Trump tritt von der Entlassung von Powell als Fed-Ermittlung zurück und die hartnäckige Inflation erhöht die Spannungen
Präsident Donald Trump sagte, er habe keinen Plan, den Vorsitzenden der Federal Reserve, Jerome Powell, zu entlassen, auch wenn eine Untersuchung des Justizministeriums zur Renovierung des $2,5-Milliarden-Hauptquartiers der Fed politischen Druck auf die Zentralbank erhöht. Die Ermittlung, die mit Großjury-Anhörungen im Zusammenhang mit Powells Aussage vor dem Kongress verbunden ist, hat erneut Fragen zur Unabhängigkeit der Fed aufgeworfen, zu einer Zeit, in der die Geldpolitik ohnehin intensiv unter die Lupe genommen wird.

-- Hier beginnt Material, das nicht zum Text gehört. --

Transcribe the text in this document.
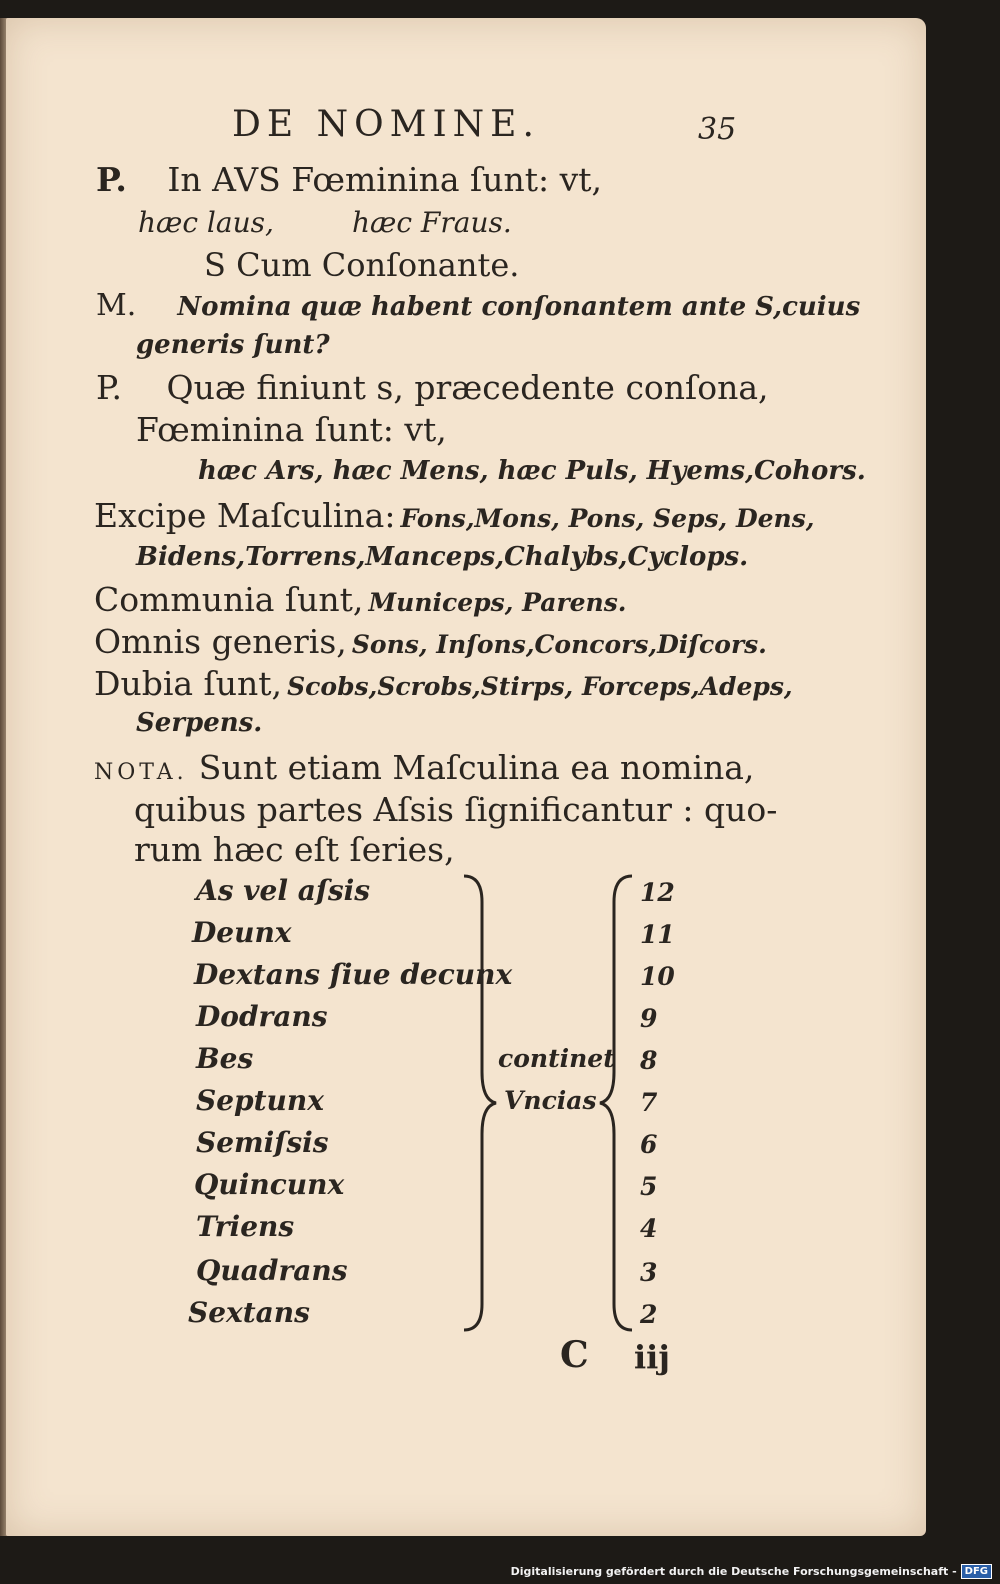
DE NOMINE.	35
P. In AVS Fœminina ſunt: vt,
hæc laus,	hæc Fraus.
S Cum Conſonante.
M. Nomina quæ habent conſonantem ante S,cuius
generis ſunt?
P. Quæ finiunt s, præcedente conſona,
Fœminina ſunt: vt,
hæc Ars, hæc Mens, hæc Puls, Hyems,Cohors.
Excipe Maſculina: Fons,Mons, Pons, Seps, Dens,
Bidens,Torrens,Manceps,Chalybs,Cyclops.
Communia ſunt, Municeps, Parens.
Omnis generis, Sons, Inſons,Concors,Diſcors.
Dubia ſunt, Scobs,Scrobs,Stirps, Forceps,Adeps,
Serpens.
NOTA. Sunt etiam Maſculina ea nomina,
quibus partes Aſsis ſignificantur : quo-
rum hæc eſt ſeries,
As vel aſsis
Deunx
Dextans ſiue decunx
Dodrans
Bes
Septunx
Semiſsis
Quincunx
Triens
Quadrans
Sextans
continet
Vncias
12
11
10
9
8
7
6
5
4
3
2
C iij
Digitalisierung gefördert durch die Deutsche Forschungsgemeinschaft - DFG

Trotz der Ankündigung, keine sofortigen Schritte zur Absetzung von Powell zu unternehmen, sagte Trump, es sei noch zu früh, zu entscheiden, ob die Ermittlung ihn letztendlich zu Handlungen veranlassen könnte. Er bestätigte auch, dass er in den nächsten Wochen mit der Nominierung von Powells Nachfolger fortfahren werde und lobte mögliche Kandidaten wie Kevin Hassett und Kevin Warsh.
Gleichzeitig erschweren neue Inflationsdaten den Weg der Fed vorwärts. Die Großhandelspreise stiegen im November um 3 %, während die Kernverbraucherinflation sich bereits zum vierten Monat in Folge unverändert bei 2,6 % hielt – beide Zeichen dafür, dass Preistreibende Kräfte weiterhin hartnäckig sind. Mehrere Fed-Beamte erwarten, dass die Inflation später in diesem Jahr nachlassen wird, unterscheiden sich jedoch deutlich hinsichtlich der Geschwindigkeit, mit der Zinssenkungen folgen sollten.
Unter zunehmendem politischem Druck, hartnäckiger Inflation und der bevorstehenden Entscheidung über die nächste Führung der Fed befindet sich die Unabhängigkeit und die Politikrichtung der Zentralbank in einer entscheidenden Phase.